AMB: Como destravar o novelo em que estamos metidos?
PC: O país está maduro para escutar com serenidade uma declaração de responsabilidade histórica no desastre que temos vivido durante 60 anos. Esse simples sinal sincero por parte do Governo permitirá avançar em transformar o acordo firmado num tratado de paz. Que se reconheçam as vítimas do conflito, as vítimas das duas partes. Que se ponham sobre a mesa todos os componentes do quebra-cabeças, que se tragam à mesa todas as vítimas e todos os vitimários, sempre e quando se reconheça que nós nos armamos em legítima defesa e que em legítima defesa temos sustentado uma longa guerra sem ser derrotados.
Quero dizer uma coisa em voz alta: Este Secretariado está disposto a buscar de uma vez por todas a dar um jeito. Propendemos por uma participação ativa de todo o povo, e a fórmula histórica é uma assembleia constituinte.
AMB: Estão vocês tão certos de ter nela maioria, ou melhor, de não ser uma minoria que possa ser massacrada?

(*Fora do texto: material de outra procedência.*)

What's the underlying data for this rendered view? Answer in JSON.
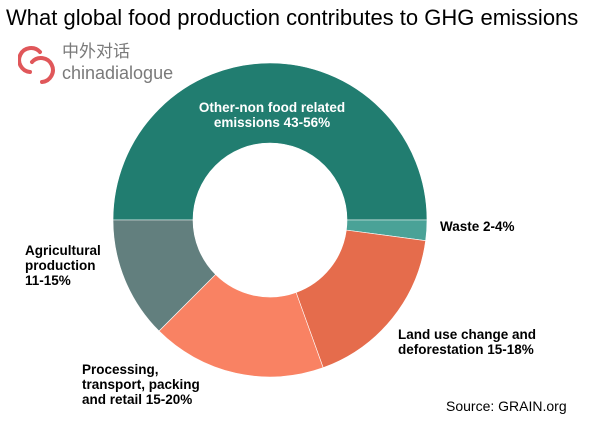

PC: Cremos que o povo nos ouve. Porém, se o povo decide por maioria colocar-nos de lado, aceitamos seu veredito. São as regras do jogo. Nós apostamos numa assembleia constituinte com caráter legislativo para que não volte a passar o que passou com a de 1991, na qual, por exemplo, o princípio de ordenamento territorial não pôde sair do limbo. Agora, com a proposta de Zonas de Reserva Campesina, pode tomar vida.
Por último, digo para que se ouça: A Santos lhe falta governabilidade. Não se pode negar. Necessita uma maioria forte para poder assinar a paz e nós estamos dispostos a ajudar a construí-la sempre e quando tenha esse único objetivo: a paz, a reconciliação política definitiva entre colombianos.